7States could be either discrete (as in compartmental models) or continuous (e.g., antibody titer).
8It is not uncommon to read articles in which this information is not provided. One tip to determine whether a model represents time as continuous as discrete is to search for the keyword “time step” or “timestep” in the text and figure captions.
9Although, in the Gillespie algorithm, time between events is “skipped over” such that simulation time progresses in a step-wise manner, it is nonetheless a continuous time approach because each step can have arbitrarily many decimal places (i.e., is a real number, to the limits of computational accuracy).
10Bolker refers to endogenous stochasticity as demographic stochasticity; however, the term is awkward in infectious disease epidemiology in which both host and pathogen demographic processes are important.
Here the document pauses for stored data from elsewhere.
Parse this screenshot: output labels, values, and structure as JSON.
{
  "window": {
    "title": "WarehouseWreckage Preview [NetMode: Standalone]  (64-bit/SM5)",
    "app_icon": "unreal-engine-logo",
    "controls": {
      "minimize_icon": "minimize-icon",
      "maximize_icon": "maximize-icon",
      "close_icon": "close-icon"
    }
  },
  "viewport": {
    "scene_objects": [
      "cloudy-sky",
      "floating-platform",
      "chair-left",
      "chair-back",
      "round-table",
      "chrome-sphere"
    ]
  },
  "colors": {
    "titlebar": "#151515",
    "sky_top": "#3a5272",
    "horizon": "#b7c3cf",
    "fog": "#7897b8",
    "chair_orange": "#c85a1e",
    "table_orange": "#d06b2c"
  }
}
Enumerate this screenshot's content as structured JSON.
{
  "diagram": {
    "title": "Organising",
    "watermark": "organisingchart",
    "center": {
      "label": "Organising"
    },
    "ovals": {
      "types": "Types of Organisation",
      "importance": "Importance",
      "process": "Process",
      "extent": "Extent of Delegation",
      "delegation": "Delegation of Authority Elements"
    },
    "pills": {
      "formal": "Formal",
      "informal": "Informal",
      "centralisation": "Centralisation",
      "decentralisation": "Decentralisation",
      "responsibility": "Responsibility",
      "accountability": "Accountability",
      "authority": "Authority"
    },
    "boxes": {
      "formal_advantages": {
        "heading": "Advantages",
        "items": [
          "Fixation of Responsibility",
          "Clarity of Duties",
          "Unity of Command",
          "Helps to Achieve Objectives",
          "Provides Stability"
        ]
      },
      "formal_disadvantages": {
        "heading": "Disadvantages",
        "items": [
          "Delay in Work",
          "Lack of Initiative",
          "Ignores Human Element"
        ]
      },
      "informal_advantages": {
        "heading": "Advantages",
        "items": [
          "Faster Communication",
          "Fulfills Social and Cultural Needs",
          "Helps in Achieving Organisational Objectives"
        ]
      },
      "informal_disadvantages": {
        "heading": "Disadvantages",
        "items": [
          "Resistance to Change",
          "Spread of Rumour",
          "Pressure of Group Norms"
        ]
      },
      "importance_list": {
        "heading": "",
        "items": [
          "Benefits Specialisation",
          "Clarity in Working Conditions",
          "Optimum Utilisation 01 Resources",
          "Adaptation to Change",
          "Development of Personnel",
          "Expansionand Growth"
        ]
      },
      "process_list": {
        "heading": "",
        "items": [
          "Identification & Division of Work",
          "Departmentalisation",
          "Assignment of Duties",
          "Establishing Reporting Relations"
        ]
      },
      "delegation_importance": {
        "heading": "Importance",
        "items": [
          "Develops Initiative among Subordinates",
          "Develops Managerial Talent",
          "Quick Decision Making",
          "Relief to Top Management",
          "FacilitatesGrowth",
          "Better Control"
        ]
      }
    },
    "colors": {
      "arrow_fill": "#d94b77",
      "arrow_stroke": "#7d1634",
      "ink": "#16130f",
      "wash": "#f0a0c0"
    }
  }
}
11Although numerical solutions are often referred to as simulations, it is useful to distinguish between the two. A simulation is defined as the imitation of a process over time. In a stochastic simulation such as an ABM/IBM, the computer simulation is an imitation of real-world processes, but is the actual playing out of the model. In contrast, a numerical algorithm used to solve a differential equation model imitates the differential equation; strictly speaking it is, therefore, not a simulation of the real world processes (although it is a simulation of the differential equation model).